The Attempt at a Solution

I was able to get answer part a) and part c) but I can't seem to understand why I can't figure out part b).

for ΔS_H=Q/T_H=(7160J)/(695K)=10.3453J/K

That should be -10.3453 J/K

for ΔS_C=Q/T_C=(7160J)/(113K)=63.63J/K

If the total entropy of the system is

ΔS_tot=(-ΔS_H)+ΔS_C

ΔS_tot = ΔS_H+ΔS_C

Since ΔS_H is negative, the answer is correct.

Which is

(-10.345J/K)+63.63J/K=53.28

If I know that this value is the total entropy of the system(the online homework I'm doing counted this as correct), then the rod must have 0 entropy right? Or else it would contribute somehow to the total entropy of the system and result in a different value than 53.28 J/K for total entropy. I have verified that 53.28 J/K is the correct answer for part c) so why is part b) not 0 J/K? Am I missing the concept of everything that takes place in a heat engine?? Thanks in advance.

Your math is correct. But this may be a trick question.

Entropy is a state function. But a state is defined as an equilibrium state. Is the rod in an equilibrium state?

AM

 

[castrodisastro]

Entropy is a state function. But a state is defined as an equilibrium state. Is the rod in an equilibrium state?

AM

Well the rod has uniform temperature. Since it isn't changing I want to say that it is in an equilibrium state otherwise it would be heading towards equilibrium and the rod's temperature will head towards the lower temperature.

 

[Andrew Mason]

Well the rod has uniform temperature. Since it isn't changing I want to say that it is in an equilibrium state otherwise it would be heading towards equilibrium and the rod's temperature will head towards the lower temperature.

I interpret the statement "no change in temperature along the rod" to mean that the temperature gradient along the rod length did not change with time. You appear to interpret it as the temperature of the rod is the same at all points along the rod i.e. there is no temperature gradient along the rod length. But if that was the case, there would be no heat conducted through the rod - it would have to be a perfect insulator.

AM

 

[castrodisastro]

I interpret the statement "no change in temperature along the rod" to mean that the temperature gradient along the rod length did not change with time. You appear to interpret it as the temperature of the rod is the same at all points along the rod i.e. there is no temperature gradient along the rod length. But if that was the case, there would be no heat conducted through the rod - it would have to be a perfect insulator.

AM

I see what you are saying. So if 7190 J are conducted through the rod then I should calculate the change in entropy for the rod as Q/T but to know the temperature don't I need to know the length of the rod, the material of the rod, and the thermal conductivity of said material?

 

[Chestermiller]

Maybe the issue is something simple like significant figures? 0.00 J/K? Just a crazy thought.

Chet

 

[Andrew Mason]

I see what you are saying. So if 7190 J are conducted through the rod then I should calculate the change in entropy for the rod as Q/T but to know the temperature don't I need to know the length of the rod, the material of the rod, and the thermal conductivity of said material?

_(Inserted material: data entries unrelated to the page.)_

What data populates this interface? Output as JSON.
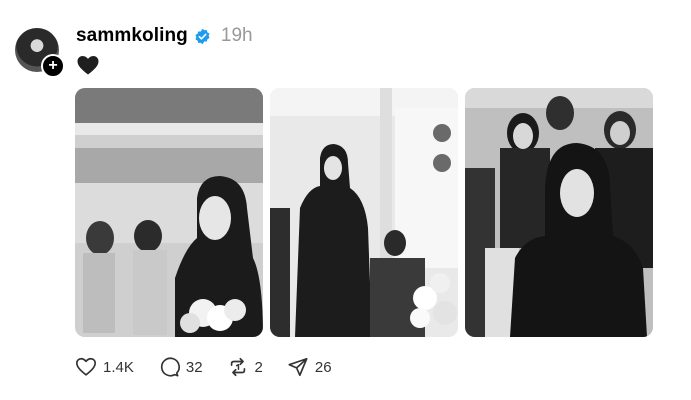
{
  "post": {
    "username": "sammkoling",
    "time": "19h",
    "caption_icon": "heart-icon"
  },
  "images": [
    {
      "name": "photo-1"
    },
    {
      "name": "photo-2"
    },
    {
      "name": "photo-3"
    }
  ],
  "actions": {
    "like_count": "1.4K",
    "reply_count": "32",
    "repost_count": "2",
    "share_count": "26"
  },
  "colors": {
    "verified": "#1d9bf0",
    "muted": "#999999"
  }
}
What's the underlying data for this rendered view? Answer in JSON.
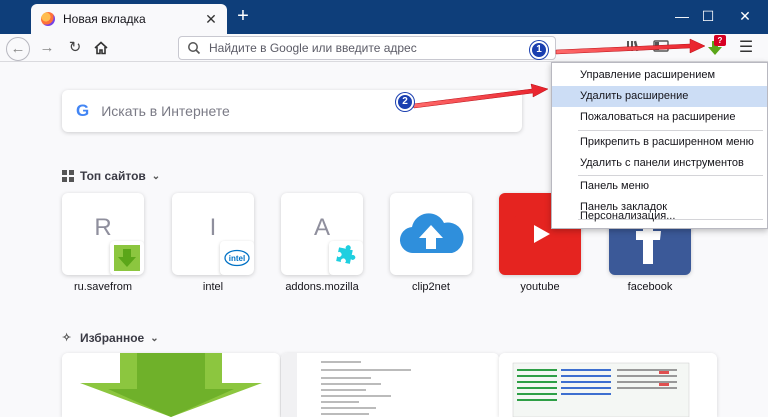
{
  "tab": {
    "title": "Новая вкладка",
    "close": "✕",
    "new_tab": "+"
  },
  "window_controls": {
    "minimize": "—",
    "maximize": "☐",
    "close": "✕"
  },
  "urlbar": {
    "placeholder": "Найдите в Google или введите адрес"
  },
  "extension": {
    "badge": "?"
  },
  "search": {
    "logo": "G",
    "placeholder": "Искать в Интернете"
  },
  "top_sites": {
    "title": "Топ сайтов",
    "tiles": [
      {
        "letter": "R",
        "label": "ru.savefrom",
        "icon": "savefrom-arrow-icon"
      },
      {
        "letter": "I",
        "label": "intel",
        "icon": "intel-logo-icon"
      },
      {
        "letter": "A",
        "label": "addons.mozilla",
        "icon": "puzzle-piece-icon"
      },
      {
        "letter": "",
        "label": "clip2net",
        "icon": "cloud-upload-icon"
      },
      {
        "letter": "",
        "label": "youtube",
        "icon": "youtube-play-icon"
      },
      {
        "letter": "",
        "label": "facebook",
        "icon": "facebook-f-icon"
      }
    ]
  },
  "highlights": {
    "title": "Избранное"
  },
  "menu": {
    "items": [
      "Управление расширением",
      "Удалить расширение",
      "Пожаловаться на расширение",
      "Прикрепить в расширенном меню",
      "Удалить с панели инструментов",
      "Панель меню",
      "Панель закладок",
      "Персонализация..."
    ]
  },
  "callouts": [
    "1",
    "2"
  ],
  "colors": {
    "titlebar": "#0e3e7a",
    "menu_highlight": "#ccddf5",
    "callout": "#1a3fb0",
    "arrow": "#e8202a"
  }
}
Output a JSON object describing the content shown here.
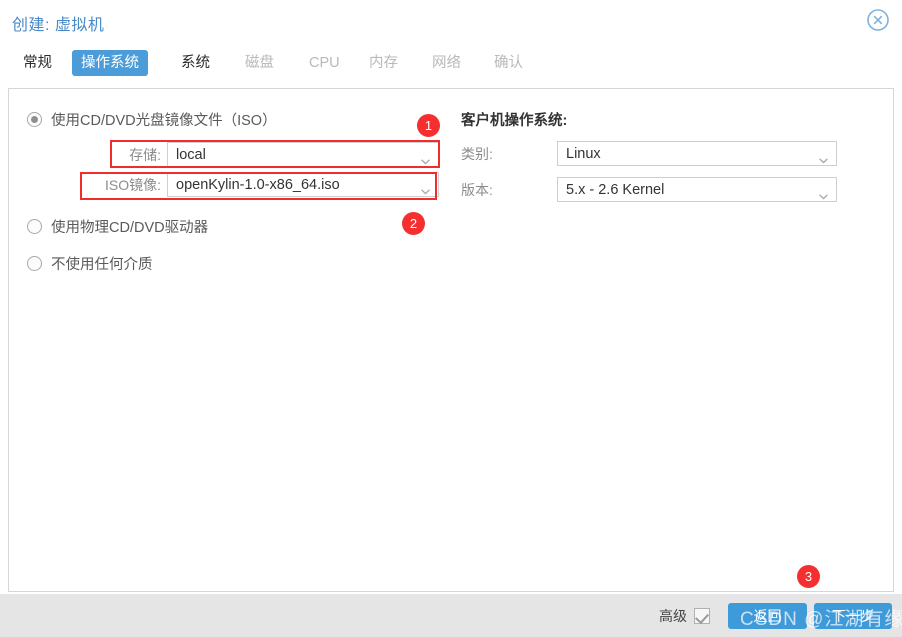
{
  "window": {
    "title": "创建: 虚拟机",
    "close_icon": "close-circle-icon"
  },
  "tabs": [
    {
      "label": "常规",
      "state": "enabled"
    },
    {
      "label": "操作系统",
      "state": "active"
    },
    {
      "label": "系统",
      "state": "enabled"
    },
    {
      "label": "磁盘",
      "state": "disabled"
    },
    {
      "label": "CPU",
      "state": "disabled"
    },
    {
      "label": "内存",
      "state": "disabled"
    },
    {
      "label": "网络",
      "state": "disabled"
    },
    {
      "label": "确认",
      "state": "disabled"
    }
  ],
  "media": {
    "options": [
      {
        "label": "使用CD/DVD光盘镜像文件（ISO）",
        "selected": true
      },
      {
        "label": "使用物理CD/DVD驱动器",
        "selected": false
      },
      {
        "label": "不使用任何介质",
        "selected": false
      }
    ],
    "fields": [
      {
        "label": "存储:",
        "value": "local"
      },
      {
        "label": "ISO镜像:",
        "value": "openKylin-1.0-x86_64.iso"
      }
    ]
  },
  "guest_os": {
    "heading": "客户机操作系统:",
    "fields": [
      {
        "label": "类别:",
        "value": "Linux"
      },
      {
        "label": "版本:",
        "value": "5.x - 2.6 Kernel"
      }
    ]
  },
  "annotations": {
    "badges": [
      "1",
      "2",
      "3"
    ],
    "highlight_color": "#ef2d2d"
  },
  "footer": {
    "advanced_label": "高级",
    "advanced_checked": true,
    "back_label": "返回",
    "next_label": "下一步"
  },
  "watermark": {
    "text": "CSDN @江湖有缘"
  },
  "colors": {
    "accent": "#4b9cd8",
    "title": "#4a89c8",
    "button": "#3e9ad8",
    "annotation": "#ef2d2d",
    "footer_bg": "#e5e5e5"
  }
}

I am thinking that the correct answer may be: the change in entropy of the rod is undefined because the rod is not in an equilibrium state i.e. it is a trick question.

[Addendum: The change in entropy of the rod would be defined as ∫|dQ|_rev-in/T_in - ∫|dQ|_rev-out/T_out. But Tin and Tout refer to the temperature of the whole rod assuming an equilibrium state, not the temperature of the rod at the point of contact. The rod does not have an equilibrium temperature. So we really cannot determine the change in entropy of the rod from this process. ]

AM

 

[castrodisastro]

Thanks! Getting the answer correct was just a matter of significant digits. It was 0.00 J/K. I now understand why. Thanks again.